In November it will be 2 years since a designer friend urged me to design my own line. With Reid Miller Apparel I’ve married my love for clothing design with my faith in the power of women. It has been an interesting ride to say the least, learning about myself and how to create and live to the best of my abilities. For a while now I’ve held onto the belief that unleashing the power of women is key for changing the world. I still believe this. And yet I often wonder, what holds us back? Why are so many of us not working and living to the best of our abilities? Why are there so few women calling the shots in government and business, when there are so many amazingly talented women around? I know there are lots of answers here, but I’ve learned over the past 2 years that there are a few things I can do better that hold me back that I would like to share. Here goes:
#1 Advocate for yourself
This has been a big theme for me in the past few weeks. Somehow I can advocate like a 1st class lawyer for friends, family, boyfriend, strangers, but when it comes to advocating for myself I am paralyzed with fear. The words get stuck in my throat and come out as a silly, self-belittling giggle. A few weeks ago I realized that this was an unacceptable way for me to operate. I turn 32 this week. Enough is enough. I have to push myself to get better. Where did this come from? How do I overcome an enormous fear of advocating myself? I don’t have any brilliant insights here. The only solutions I’ve come up with is to be mindful and stay with my breath during uncomfortable moments when I say that I am the best person for the job and that I deserve what is out there for the taking.

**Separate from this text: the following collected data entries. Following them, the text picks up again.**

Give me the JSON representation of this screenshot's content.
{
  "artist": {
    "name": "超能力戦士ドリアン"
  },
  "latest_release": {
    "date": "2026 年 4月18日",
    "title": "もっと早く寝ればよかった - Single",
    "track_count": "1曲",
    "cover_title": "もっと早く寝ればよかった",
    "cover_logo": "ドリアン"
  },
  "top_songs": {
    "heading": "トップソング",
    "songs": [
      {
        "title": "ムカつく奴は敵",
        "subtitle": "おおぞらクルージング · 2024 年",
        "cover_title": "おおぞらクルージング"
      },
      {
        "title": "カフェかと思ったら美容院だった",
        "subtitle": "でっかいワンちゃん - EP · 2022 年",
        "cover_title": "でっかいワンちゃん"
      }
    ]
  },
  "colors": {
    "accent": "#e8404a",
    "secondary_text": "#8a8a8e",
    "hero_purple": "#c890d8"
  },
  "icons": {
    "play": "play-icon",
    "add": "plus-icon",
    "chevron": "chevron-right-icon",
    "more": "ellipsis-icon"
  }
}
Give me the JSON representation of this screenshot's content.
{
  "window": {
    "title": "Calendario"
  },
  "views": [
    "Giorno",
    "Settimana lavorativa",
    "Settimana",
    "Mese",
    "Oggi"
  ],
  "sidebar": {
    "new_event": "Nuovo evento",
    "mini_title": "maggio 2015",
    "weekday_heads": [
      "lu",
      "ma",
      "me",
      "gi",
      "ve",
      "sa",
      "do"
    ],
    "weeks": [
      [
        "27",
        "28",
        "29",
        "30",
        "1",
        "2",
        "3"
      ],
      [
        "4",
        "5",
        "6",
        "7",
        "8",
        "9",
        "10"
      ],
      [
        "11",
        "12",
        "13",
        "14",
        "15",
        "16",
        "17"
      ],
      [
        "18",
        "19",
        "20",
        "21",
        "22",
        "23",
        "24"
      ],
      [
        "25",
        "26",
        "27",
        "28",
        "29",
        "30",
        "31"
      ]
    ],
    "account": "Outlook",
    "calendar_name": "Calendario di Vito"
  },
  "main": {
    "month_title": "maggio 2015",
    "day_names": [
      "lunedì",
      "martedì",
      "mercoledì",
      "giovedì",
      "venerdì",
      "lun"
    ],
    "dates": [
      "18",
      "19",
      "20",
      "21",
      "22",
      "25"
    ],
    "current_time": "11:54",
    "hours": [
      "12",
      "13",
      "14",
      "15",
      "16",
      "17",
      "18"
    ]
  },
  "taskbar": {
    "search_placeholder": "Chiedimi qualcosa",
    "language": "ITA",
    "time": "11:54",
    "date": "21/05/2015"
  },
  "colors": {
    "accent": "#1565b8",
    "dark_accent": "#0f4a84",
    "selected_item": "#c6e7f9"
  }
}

#2 Stop soldiering on alone
Other women are not our competition. It is time to put to bed the myth that we have to knock each other down to get ahead in this world. The only thing more powerful than one woman is many women. Much of the work worth doing in this world requires many hands. It is just never going to be as good as a solitary endeavor. For me, this realization has been huge. I am seeking out partnerships with other insanely awesome women to build something we could never build as solitary units. So stop spreading the catty gossip about the woman down the hall, or trying to outdo your friend (I am not pointing fingers - this lesson is devoted to me just as much as anyone). Imagine what would be possible if we woke up and realized we were all in this together – that unimaginable beauty can be created in our togetherness.
#3 Redirect time spent on the way you look
Lately I’ve been resisting the urge to have to put on make-up before I leave the house during the workweek. I still do put on makeup some days but I am trying to break the habit of having to do this to feel ready to work – like for some reason the world won’t accept me without makeup. What this means is that I have about 15 extra minutes for any number of things – to devote to that important email, to meditate, to listen to jazz music and really enjoy my short mealtime, to spend having breakfast with my boyfriend. Do you ever wonder what men do with all that time that they are not blow drying their hair, putting on makeup, getting their nails done, waxing their pubic hair. WHAT DO THEY DO WITH ALL THAT TIME?! More importantly – what would you do with all that time, not to mention money? I am not suggesting that we all abandon our cherished pedicure or bikini wax, it is just useful to play around with and question the time we devote to things and decide which things really serve us.
#4 Take up space
Be strong, be powerful, really own the space you occupy rather than shrink away from it. I already wrote a whole post on this. When I can marry this one with #1 I will really have something. I’m still working on this.
#5 Resist the urge to go above and beyond the call of duty for everyone but ourselves
This is another one that has come up lately. It has been really striking to be in my first serious relationship and witness the difference between the way I think about things compared to how Drew thinks about things. Example: We are attending a wedding together. HIS friends. I’ve already thought through and worried about what to get and whether it is thoughtful or expensive enough and Drew says “oh I hadn’t even thought about a wedding gift.” Other examples – I’m trying to figure out how to make an extravagant salad to bring to a party and Drew says, “Can’t we just bring beer?” I don’t believe this is specific to just Drew and Reid. Women love to bend over backwards to do things for other people. For the most part this is probably a good thing, but maybe we could find a happy medium. Take care of ourselves, be enough without hand-making the salad dressing. It is nice to do this, but we don’t have to be a slave to it.
You may see some things on this list that look familiar because we have been saddled with similar cultural values, messaging and beliefs about what it means to be a woman. I imagine that in casting off the ones that have been holding us back we free up all kinds of energy and take bolt cutters to the heavy cultural lock on our toolboxes. I bet if women everywhere could do this, we could right the world.